Screening of EPTB patients for pulmonary involvement usually based on clinical symptoms, sputum examination and radiographic findings. This study describes the chest radiographic findings and sputum examinations of 74 EPTB patients. The main objective was to assess the value of CXRs and sputum examinations for identification of EPTB patients with pulmonary involvement who could be potentially infectious. Clinical predictors of culture positive sputum among EPTB patients were also evaluated.
In contrast to other studies (10), our results suggest that CXR is predictive of EPTB patients with pulmonary involvement. However, an important finding in this study was the high rate (23.5%) of normal CXR among patients with culture confirmed PTB.[
10,
11] Interestingly, this rate was among non-HIV infected individuals with culture-positive TB. These results suggest that although CXR is predictive of positive sputum culture, it might not detect all EPTB patients with pulmonary involvement and highlight the importance of obtaining respiratory specimen cultures in the evaluation of persons with suspected TB, even those with normal CXRs. A recent observational cohort study[
10] has reported that of 601 respiratory culture-positive TB cases, 53 (9%) had normal CXRs. Twenty-two percent of them were HIV-infected patients. In another study[
11] conducted among patients with solely EPTB, the rate of normal CXR with positive-sputum culture was (19%). Although it appears that HIV infection may be a significant factor contributing to the incidence of pulmonary TB with a normal CXR, our study findings suggest that other factors may exist.

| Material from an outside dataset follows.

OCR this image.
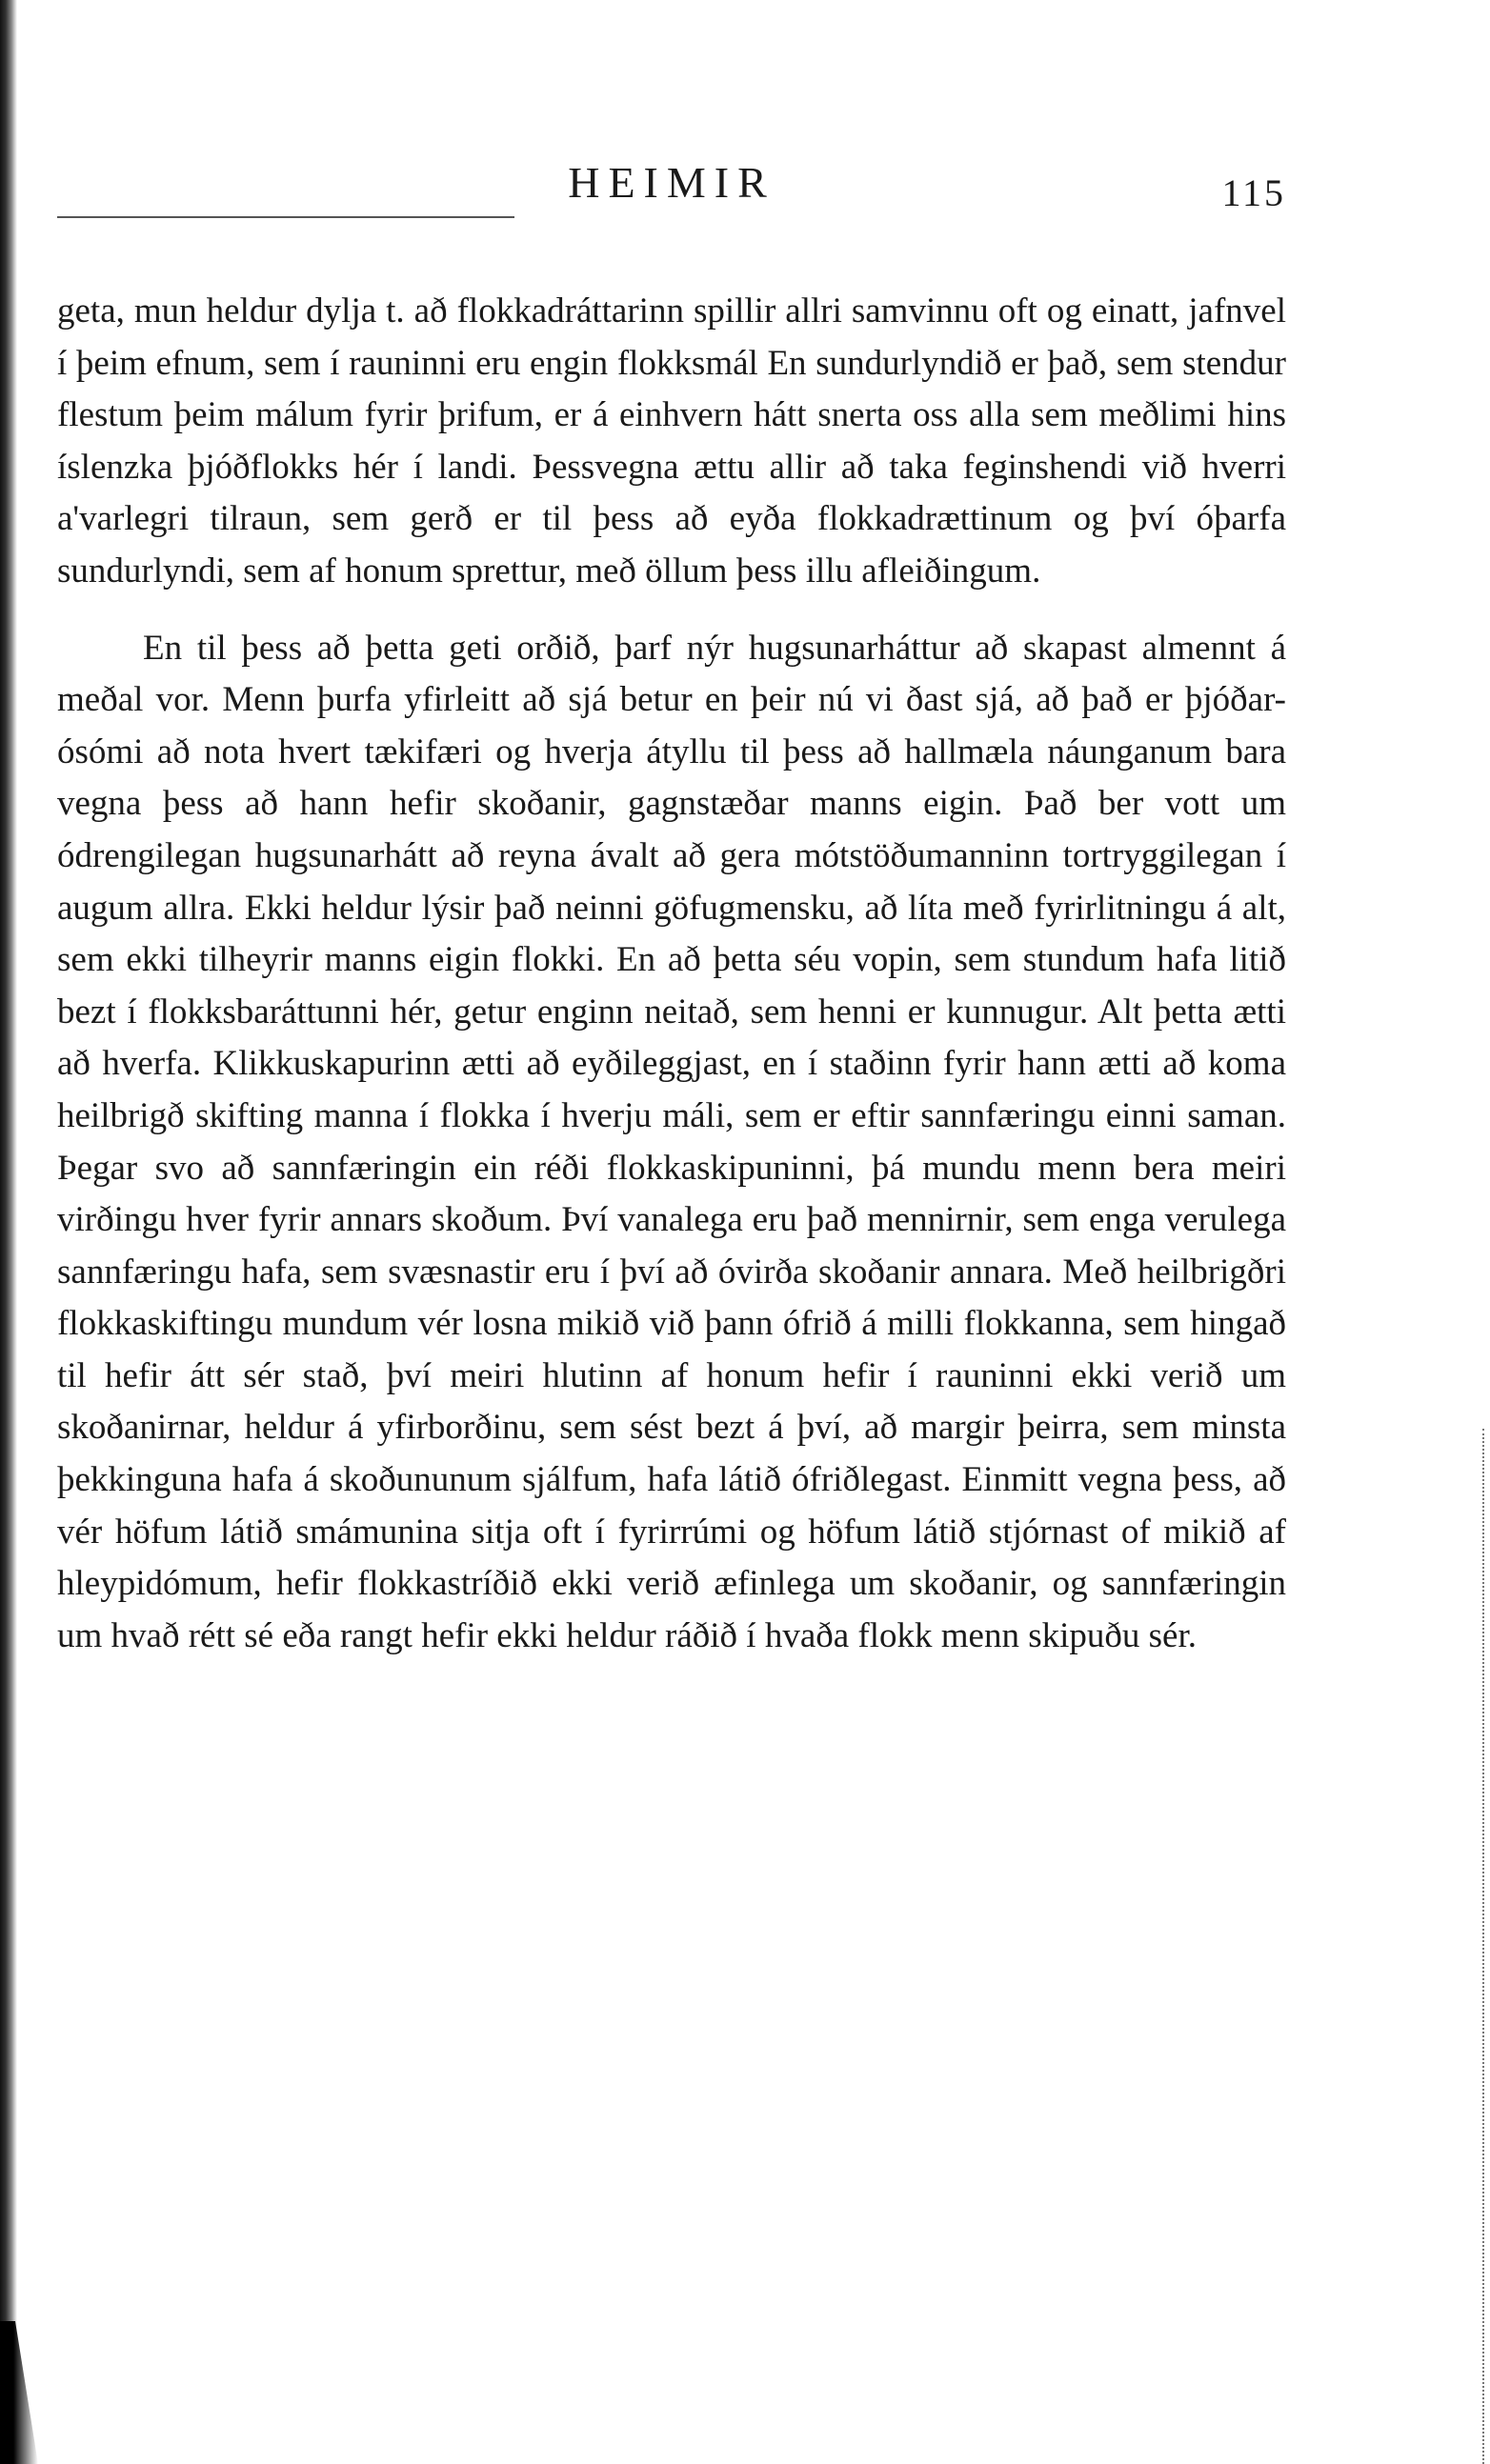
HEIMIR	115

geta, mun heldur dylja t. að flokkadráttarinn spillir allri samvinnu oft og einatt, jafnvel í þeim efnum, sem í rauninni eru engin flokksmál En sundurlyndið er það, sem stendur flestum þeim málum fyrir þrifum, er á einhvern hátt snerta oss alla sem meðlimi hins íslenzka þjóðflokks hér í landi. Þessvegna ættu allir að taka feginshendi við hverri a'varlegri tilraun, sem gerð er til þess að eyða flokkadrættinum og því óþarfa sundurlyndi, sem af honum sprettur, með öllum þess illu afleiðingum.

En til þess að þetta geti orðið, þarf nýr hugsunarháttur að skapast almennt á meðal vor. Menn þurfa yfirleitt að sjá betur en þeir nú vi ðast sjá, að það er þjóðar-ósómi að nota hvert tækifæri og hverja átyllu til þess að hallmæla náunganum bara vegna þess að hann hefir skoðanir, gagnstæðar manns eigin. Það ber vott um ódrengilegan hugsunarhátt að reyna ávalt að gera mótstöðumanninn tortryggilegan í augum allra. Ekki heldur lýsir það neinni göfugmensku, að líta með fyrirlitningu á alt, sem ekki tilheyrir manns eigin flokki. En að þetta séu vopin, sem stundum hafa litið bezt í flokksbaráttunni hér, getur enginn neitað, sem henni er kunnugur. Alt þetta ætti að hverfa. Klikkuskapurinn ætti að eyðileggjast, en í staðinn fyrir hann ætti að koma heilbrigð skifting manna í flokka í hverju máli, sem er eftir sannfæringu einni saman. Þegar svo að sannfæringin ein réði flokkaskipuninni, þá mundu menn bera meiri virðingu hver fyrir annars skoðum. Því vanalega eru það mennirnir, sem enga verulega sannfæringu hafa, sem svæsnastir eru í því að óvirða skoðanir annara. Með heilbrigðri flokkaskiftingu mundum vér losna mikið við þann ófrið á milli flokkanna, sem hingað til hefir átt sér stað, því meiri hlutinn af honum hefir í rauninni ekki verið um skoðanirnar, heldur á yfirborðinu, sem sést bezt á því, að margir þeirra, sem minsta þekkinguna hafa á skoðununum sjálfum, hafa látið ófriðlegast. Einmitt vegna þess, að vér höfum látið smámunina sitja oft í fyrirrúmi og höfum látið stjórnast of mikið af hleypidómum, hefir flokkastríðið ekki verið æfinlega um skoðanir, og sannfæringin um hvað rétt sé eða rangt hefir ekki heldur ráðið í hvaða flokk menn skipuðu sér.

The reliability of CXRs in the diagnosis of TB is questionable.[
12,
13] However, in the presence of cavities, the sensitivity and specificity of CXR becomes higher.[
12] The performance of CXR expressed as sensitivity and specificity in the diagnosis of culture positive TB cases is influenced by many factors. Abnormal, particularly apical radiographic abnormalities associated with TB are more expected in patients without underlying immunosuppression including HIV-infected patients and patients with renal disease.[
10,
14–
16] The interpretation of CXRs by radiologist is another important factor. The radiologist usually has little or no information about the patient and may have the tendency to under-read or over-read the chest radiographs. In one study using radiography found that 20% of the cases of active TB were reported as normal.[
17] Moreover, quality control in the interpretation of CXR is hardly practiced. In a large study[
12] conducted in Nairobi, Kenya involving 998 patients, the specificity of CXR was low (67%). The number of patients labeled as having TB using CXR with a negative culture that were placed treatment was high (22%) among all TB suspects.
In our study we found that 9 of 74 EPTB patients (12.1%) had sputum smears that were positive for acid-fast bacilli. This rate is relatively higher than previous report.[
11] Although it is assumed that smear-negative TB patients are not infectious, the transmission of TB from smear-negative, culture-positive patients has been documented in many studies.[
8,
17–
19] In one molecular epidemiological study among 1574 patients with pulmonary tuberculosis in San Francisco, patients with smear-negative culture-positive tuberculosis were responsible for 17% of tuberculosis transmission. In another similar study done by Hernandez-Garduo,[
5] patients with extra-pulmonary disease were included and represent 27% of the clustered cases in the Greater Vancouver regional district. Higher estimates of transmission were found when patients with EPTB alone were included (25-41%) than in patients with pulmonary disease suggesting the infective potential of patients with EPTB. In a recent molecular study done by Tostmann A[
20] including both pulmonary and extra-pulmonary TB cases, 13% of the secondary cases were attributable to transmission from patients with smear-negative TB.
Pulmonary tuberculosis patients including those having normal chest radiograph are usually symptomatic with cough/sputum being reported most commonly.[
13,
20] In other series weight loss was found as a strong predictor of pulmonary and extra-pulmonary TB.[
10,
12] In a recent study done by Wang,
et al, weight loss and fever were significantly found to be predictive of smear-positive TB patients[
21] In our study, although not statistically significant, night sweat, cough and weight loss were predictive clinical factors for positive sputum culture results in EPTB patients. Our findings suggest that sputum for
M. tuberculosis smear and culture should be obtained in those patients to enable prompt recognition of EPTB patients with pulmonary involvement.
In conclusion, in this studied population of patients, CXR results are predictive of positive sputum culture results. However, it is important to obtain respiratory specimen culture in the diagnosis of EPTB patients particularly in the presence of a relatively high rate of positive sputum culture and normal CXR findings. This may improve detection rates and lead to improved patients outcomes and reduced transmission of M. tuberculosis.